As for the Russian famine; it wasn't manmade as in the Ukrainian/Northern Caucasus/ Kazakhstan Terror famine of 1932-33 orchestrated by Stalin, but it was aggravated by Bolshevik grain confiscations which were still being carried out about that time. Maybe worse, Lenin opposed domestic Russian relief efforts, primarily by the Russian Orthodox Church, but even by prominent Soviet stalwarts like Maxim Gorky who caught hell from Lenin. A disaster of this magnitude made the 4 year old Bolshevik regime look awful and incompetent , to put it mildly , in the eyes of the world. That world was looking with hope and curiosity at the Soviet "experiment" and was seeing the real face of communism, namely massive human suffering.
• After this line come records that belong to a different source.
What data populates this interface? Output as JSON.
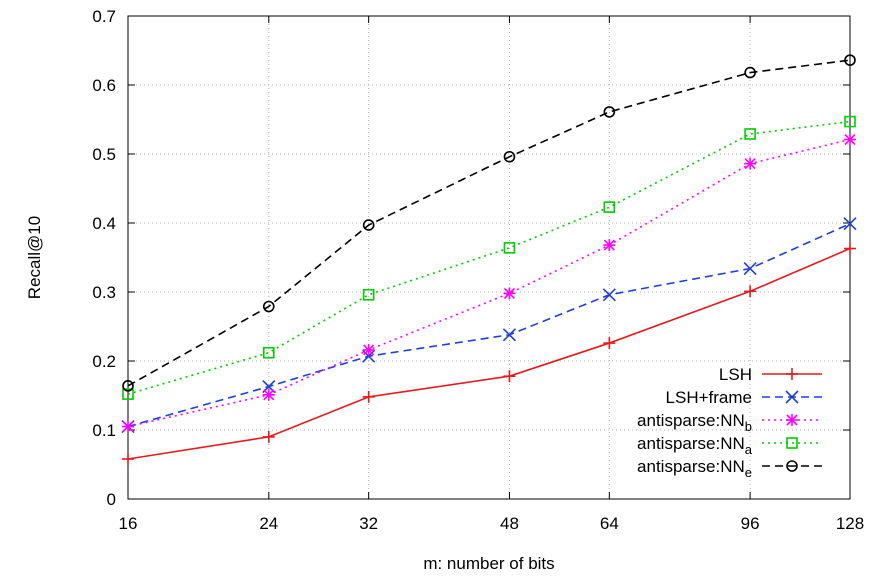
{
  "chart_data": {
    "type": "line",
    "title": "",
    "xlabel": "m: number of bits",
    "ylabel": "Recall@10",
    "x_scale": "log2",
    "x": [
      16,
      24,
      32,
      48,
      64,
      96,
      128
    ],
    "x_tick_labels": [
      "16",
      "24",
      "32",
      "48",
      "64",
      "96",
      "128"
    ],
    "xlim": [
      16,
      128
    ],
    "ylim": [
      0,
      0.7
    ],
    "y_ticks": [
      0,
      0.1,
      0.2,
      0.3,
      0.4,
      0.5,
      0.6,
      0.7
    ],
    "y_tick_labels": [
      "0",
      "0.1",
      "0.2",
      "0.3",
      "0.4",
      "0.5",
      "0.6",
      "0.7"
    ],
    "grid": true,
    "legend_position": "bottom-right",
    "series": [
      {
        "name": "LSH",
        "legend": {
          "main": "LSH",
          "sub": ""
        },
        "color": "#e41a1c",
        "dash": "solid",
        "marker": "plus",
        "values": [
          0.058,
          0.09,
          0.148,
          0.178,
          0.226,
          0.301,
          0.363
        ]
      },
      {
        "name": "LSH+frame",
        "legend": {
          "main": "LSH+frame",
          "sub": ""
        },
        "color": "#1f3fd6",
        "dash": "dashed",
        "marker": "cross",
        "values": [
          0.105,
          0.163,
          0.207,
          0.238,
          0.296,
          0.334,
          0.399
        ]
      },
      {
        "name": "antisparse:NNb",
        "legend": {
          "main": "antisparse:NN",
          "sub": "b"
        },
        "color": "#ff00ff",
        "dash": "dotted",
        "marker": "star",
        "values": [
          0.105,
          0.151,
          0.216,
          0.298,
          0.368,
          0.486,
          0.521
        ]
      },
      {
        "name": "antisparse:NNa",
        "legend": {
          "main": "antisparse:NN",
          "sub": "a"
        },
        "color": "#00cc00",
        "dash": "dotted",
        "marker": "square",
        "values": [
          0.152,
          0.212,
          0.296,
          0.364,
          0.423,
          0.529,
          0.547
        ]
      },
      {
        "name": "antisparse:NNe",
        "legend": {
          "main": "antisparse:NN",
          "sub": "e"
        },
        "color": "#000000",
        "dash": "dashed",
        "marker": "circle",
        "values": [
          0.164,
          0.279,
          0.397,
          0.496,
          0.561,
          0.618,
          0.636
        ]
      }
    ]
  }
}
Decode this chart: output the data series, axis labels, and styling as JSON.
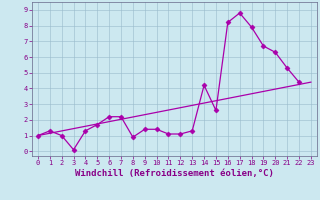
{
  "line1_x": [
    0,
    1,
    2,
    3,
    4,
    5,
    6,
    7,
    8,
    9,
    10,
    11,
    12,
    13,
    14,
    15,
    16,
    17,
    18,
    19,
    20,
    21,
    22
  ],
  "line1_y": [
    1.0,
    1.3,
    1.0,
    0.1,
    1.3,
    1.7,
    2.2,
    2.2,
    0.9,
    1.4,
    1.4,
    1.1,
    1.1,
    1.3,
    4.2,
    2.6,
    8.2,
    8.8,
    7.9,
    6.7,
    6.3,
    5.3,
    4.4
  ],
  "line2_x": [
    0,
    23
  ],
  "line2_y": [
    1.0,
    4.4
  ],
  "bg_color": "#cce8f0",
  "grid_color": "#99bbcc",
  "line_color": "#aa00aa",
  "marker": "D",
  "markersize": 2.5,
  "linewidth": 0.9,
  "xlim": [
    -0.5,
    23.5
  ],
  "ylim": [
    -0.3,
    9.5
  ],
  "xticks": [
    0,
    1,
    2,
    3,
    4,
    5,
    6,
    7,
    8,
    9,
    10,
    11,
    12,
    13,
    14,
    15,
    16,
    17,
    18,
    19,
    20,
    21,
    22,
    23
  ],
  "yticks": [
    0,
    1,
    2,
    3,
    4,
    5,
    6,
    7,
    8,
    9
  ],
  "xlabel": "Windchill (Refroidissement éolien,°C)",
  "tick_fontsize": 5,
  "label_fontsize": 6.5
}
It was a major failure, not only in its occurence in the first place, but also in the necessity of having to rely on Western, bourgeois, capitalist (the horror!) agricultural bounty and generosity to feed the Russian population.
The Lenin regime allowed Western aid and its administrators into Russia, but , in its typical paranoia, saw the Quaker relief workers as potential capitalist spies and saboteurs, or at the least purveyors of the ugly Soviet truth back home in the US. The Aid workers were constantly hassled in their movements and limited as to their contact with the actual famine victims.
The lesson learned, there would be no similar foreign famine relief in the Ukraine in 1932-33, though the West offerred.
And yes, those photos of what were after all cannibals were (are) pretty sickening.